His play Mata-Hari: Sentencia para una aurora (Mata Hari: A Dawn’s Sentence) was published in a trilingual edition (Spanish, English, Portuguese) by the National Technical University Press (UTN) in Alajuela in 2014. This is considered a unique publication in Costa Rica. The president of the country participated in the book presentation in early 2015. There Jorge Arroyo delivered a speech where he enunciated his ten principles of scriptural faith – a personal artistic manifesto – a memorable speech that has passed into history where he publicly shares his rigorous beliefs related to writing and publishing.

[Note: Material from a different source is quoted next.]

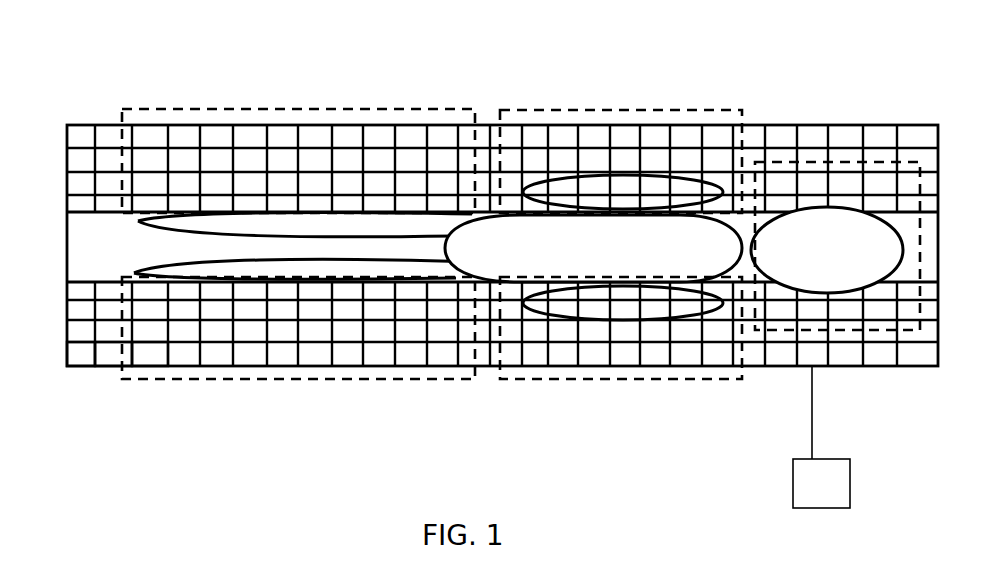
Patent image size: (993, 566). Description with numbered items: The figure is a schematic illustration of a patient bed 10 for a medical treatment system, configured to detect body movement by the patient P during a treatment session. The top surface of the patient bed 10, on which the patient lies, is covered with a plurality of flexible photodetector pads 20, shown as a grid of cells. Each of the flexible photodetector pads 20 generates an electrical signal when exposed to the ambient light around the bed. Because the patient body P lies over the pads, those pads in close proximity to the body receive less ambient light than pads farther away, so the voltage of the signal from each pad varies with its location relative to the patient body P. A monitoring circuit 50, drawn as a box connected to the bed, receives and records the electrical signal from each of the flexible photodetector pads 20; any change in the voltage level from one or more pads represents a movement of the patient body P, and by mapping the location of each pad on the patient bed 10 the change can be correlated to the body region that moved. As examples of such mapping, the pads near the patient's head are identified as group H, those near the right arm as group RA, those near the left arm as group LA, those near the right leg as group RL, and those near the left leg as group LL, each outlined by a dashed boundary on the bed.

Currently, Jorge Arroyo has been appointed as Costa Rica's ambassador to UNESCO and will be heading to Paris 2015 to assume this important office.

==Plays==

- L'ánima sola de Chico Muñoz (1979)
- La chupeta electrónica (1986)
- Ayer, cuando me decías que me querías (1986)
- Con la honra en el alambre (1987)
- Mata Hari: sentencia para una aurora (1987)
- Fantasma por error (1989)
- La aventura del café (1990)
- La Batalla de Rivas (1994)
- La entrada de Jesús en Jerusalén (1995)
- Albores (1997)
- Leyendas (1997)
- Azul Marlene (1997)
- La tertulia de los espantos (1997)
- El surco entre la flor y el labio (1997)
- Trío (2000)
- Valentino, la soledad del halcón (2002)
- La patria primera -hombres de fecunda labor- (2002)
- Figueroa: notario de la patria inédita (2003)
- La Tea fulgurante: Juan Santamaría o las iras de un dios (2004)
- Costa Rica: formación de una nación (2008)
- La Romería (2008)
- Retablo Navideño (2011)
- La ruta (2012)
- Al compás de la carreta (2014)
- De fábrica de licores a factoría cultural (2014)

==Awards==

- Premio Nacional de Teatro Eugenio Arias (1982).
- Premio Joven Creación (1983), de la Asociación Nacional de Autores.
- Premio UNA Palabra (1984), de la Universidad Nacional de Costa Rica.
- Premio Alajuelense del Año en Literatura (1995).
- Premio Nacional de Teatro Aquileo J. Echeverría (1996).
- Premio Anita Villalaz de Panamá (2002).
- Premio Nacional de Teatro Aquileo J. Echeverría (2003).
- Premio Nacional de Teatro Aquileo J. Echeverría (2004).
- Premio Nacional de Teatro Aquileo J. Echeverría (2008).
- Premio Nacional de Teatro por mejor Grupo Teatral (2009).
- Honorable Mention in the I Education and Museums Award of the international network Ibermuseos, Madrid, Spain, (2010).
- Honorable Mention in the III Award of Children’s Narrative Spanish Embassy / Alfaguara, (2011).

==Books==

- Para aprisionar nostalgias. San José: Editorial Costa Rica, 1984.
- Cuerpo de mimbre. Heredia: Editorial Universidad Nacional (EUNA), 1985.
- Mata Hari: sentencia para una aurora. San José: Editorial del Teatro Nacional de Costa Rica, 1991.
- Azul Marlene. San José: Editorial del Teatro Nacional de Costa Rica, 1997.
- Dos obras y una más. San José: Editorial Costa Rica, 2000.
- La patria primera -hombres de fecunda labor- San José: ICAR, 2002.
- La tea fulgurante: Juan Santamaría o las iras de un dios. Alajuela: Editorial del Museo Histórico Cultural Juan Santamaría, 2005.
- La tea fulgurante: Juan Santamaría o las iras de un dios. San José: Editorial Costa Rica, 2006.
- Figueroa: notario de la patria inédita. San José: Editorial de la Universidad Estatal a Distancia (EUNED), 2006.
- La Romería. San José: Editorial de la Universidad Estatal a Distancia (EUNED), 2009.
- Félix el puma y la gran carrera San Jose: Alfaguara, 2012.
- Trío San Jose: Litho Offset Graphic, 2012.
- La tea fulgurante: Juan Santamaría o las iras de un dios San Jose: Jadine Editorial, 2013.
- Mata-Hari: Sentencia para una aurora (Mata Hari: A Dawn’s Sentence). Trilingual edition (Spanish, English, Portuguese) Alajuela: Editorial de la Universidad Tecnica Nacioal (EUTN), 2014.